As teams move to agentic dev, one question we’re hearing a lot is “Where does system/organizational truth live?” One interesting solution to this problem is to use the same git repository that engineers and agents already rely on.

Wikis and similar systems — Confluence, Notion, and the rest — are orthogonal to the system itself. Pages fall behind quickly, because updating them is secondary labor. In a traditional SDLC, this isn’t the end of the world. Humans can just ignore out-of-date documentation, and rely on the bits they know to be reliable, filling in the gaps by asking their manager or emailing the product team. An agent won’t do that! A copy and paste from outdated docs will be treated as 100% true by an agent.

Ultimately, this is less a model problem than a documentation and memory problem.

The repository as the system of record

One solution to this problem is to make the repository the system of record. Requirements and rationales live alongside the modules they describe, and git history and PR comments explain what changed along the way. Jira and Confluence shift from being the source of truth to useful reports generated from what lives in the repo.

Several forces stack in favor of this locality, especially with agents in the loop. The simplest is colocation: docs that live next to src/billing/ change when billing changes. Local docs aren’t orthogonal to the work the way wiki articles are. And because they ride the same branches, the honesty machinery you already run (pull requests, human and agent review, CI checks, linters) can govern documentation too.

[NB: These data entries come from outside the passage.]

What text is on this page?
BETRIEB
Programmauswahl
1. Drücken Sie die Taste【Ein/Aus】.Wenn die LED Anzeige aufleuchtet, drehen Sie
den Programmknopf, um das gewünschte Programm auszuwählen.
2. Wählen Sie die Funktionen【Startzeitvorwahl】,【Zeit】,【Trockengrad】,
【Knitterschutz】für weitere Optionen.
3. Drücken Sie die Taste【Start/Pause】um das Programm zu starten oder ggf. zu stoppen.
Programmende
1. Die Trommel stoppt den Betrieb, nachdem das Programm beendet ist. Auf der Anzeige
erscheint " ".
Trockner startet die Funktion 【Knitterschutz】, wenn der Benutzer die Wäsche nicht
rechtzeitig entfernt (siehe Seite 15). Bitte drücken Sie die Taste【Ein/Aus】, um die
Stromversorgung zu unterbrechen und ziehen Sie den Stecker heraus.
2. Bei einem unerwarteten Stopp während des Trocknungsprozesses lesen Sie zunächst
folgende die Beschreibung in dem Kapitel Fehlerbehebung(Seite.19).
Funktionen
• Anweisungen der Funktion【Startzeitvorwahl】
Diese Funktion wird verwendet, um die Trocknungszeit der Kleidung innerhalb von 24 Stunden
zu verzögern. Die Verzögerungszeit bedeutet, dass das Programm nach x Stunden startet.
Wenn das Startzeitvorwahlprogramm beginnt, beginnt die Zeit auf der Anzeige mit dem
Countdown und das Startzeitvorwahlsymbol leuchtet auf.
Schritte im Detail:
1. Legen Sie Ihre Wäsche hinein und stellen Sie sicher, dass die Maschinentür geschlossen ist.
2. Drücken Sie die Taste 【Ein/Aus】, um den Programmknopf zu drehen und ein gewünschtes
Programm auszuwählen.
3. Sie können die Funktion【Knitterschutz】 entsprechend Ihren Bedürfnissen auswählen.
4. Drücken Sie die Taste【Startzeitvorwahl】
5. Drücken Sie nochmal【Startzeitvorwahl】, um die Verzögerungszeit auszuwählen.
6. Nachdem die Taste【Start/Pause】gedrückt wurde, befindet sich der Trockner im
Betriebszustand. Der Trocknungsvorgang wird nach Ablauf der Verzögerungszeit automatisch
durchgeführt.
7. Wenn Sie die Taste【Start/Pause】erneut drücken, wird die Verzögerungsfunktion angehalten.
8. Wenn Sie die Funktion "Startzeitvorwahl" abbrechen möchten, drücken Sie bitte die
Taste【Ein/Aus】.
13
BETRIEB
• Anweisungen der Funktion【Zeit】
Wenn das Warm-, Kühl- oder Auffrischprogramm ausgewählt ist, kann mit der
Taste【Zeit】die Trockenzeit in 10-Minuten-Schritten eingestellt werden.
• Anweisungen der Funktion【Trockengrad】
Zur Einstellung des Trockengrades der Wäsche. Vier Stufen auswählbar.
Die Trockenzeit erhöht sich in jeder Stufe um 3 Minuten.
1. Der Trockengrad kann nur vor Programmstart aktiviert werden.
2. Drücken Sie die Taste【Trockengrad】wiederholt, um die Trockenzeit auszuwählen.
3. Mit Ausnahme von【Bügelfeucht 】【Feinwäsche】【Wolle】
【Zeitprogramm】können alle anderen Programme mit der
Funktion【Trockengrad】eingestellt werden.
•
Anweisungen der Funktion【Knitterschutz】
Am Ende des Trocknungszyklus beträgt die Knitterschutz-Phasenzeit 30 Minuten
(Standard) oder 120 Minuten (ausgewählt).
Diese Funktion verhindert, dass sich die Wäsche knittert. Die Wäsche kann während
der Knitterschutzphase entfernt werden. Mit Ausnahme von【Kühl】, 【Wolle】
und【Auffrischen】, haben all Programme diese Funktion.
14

Locality also changes what a diagram is worth. A box-and-arrow PNG in Confluence is opaque to an agent, but a Mermaid flowchart beside the service entrypoint shows up in the diff and can be read by the tools. Underneath all of this is a question of what the artifact is optimized for. When agents and engineers reason about a change, the question is usually what a module does and what must not break, not where the payments wiki lives. A repository is organized around that question; a topical wiki fights it.

Karpathy’s markdown library: compile, don’t chunk

We’re not the only ones thinking this way. Andrej Karpathy recently described an approach to building an LLM knowledge base that bypasses classic RAG for many real workloads. You dump raw material into a folder, let an agent compile it into interlinked Markdown, and run periodic lint passes so the library stays consistent. At team scale he argued structured text plus indices beats opaque embedding search that returns plausible fragments with weak provenance.

That pattern rhymes with system documentation too. You already have the raw material of a knowledge base scattered everywhere: git history, tickets, Slack threads, and code. You’re just not compiling it into agent-readable truth that lives beside the work. Karpathy’s point is that the model can be your librarian. Once the pattern is established, summaries, cross-links, and cleanup become ongoing maintenance, done entirely agentically, rather than a one-time migration project. This doesn’t mean vector databases are dead; it means the interesting bet for many product engineering teams is versioned Markdown in git, maintained with the same habits as code.

What you should do Monday

We are intentionally not prescribing a full-on “move your tickets into git” or “replace Jira with YAML tasks” project. Ticket workflow is a separate fight, and many teams are not ready for it. This thesis calls for different experiments around documentation and shared memory.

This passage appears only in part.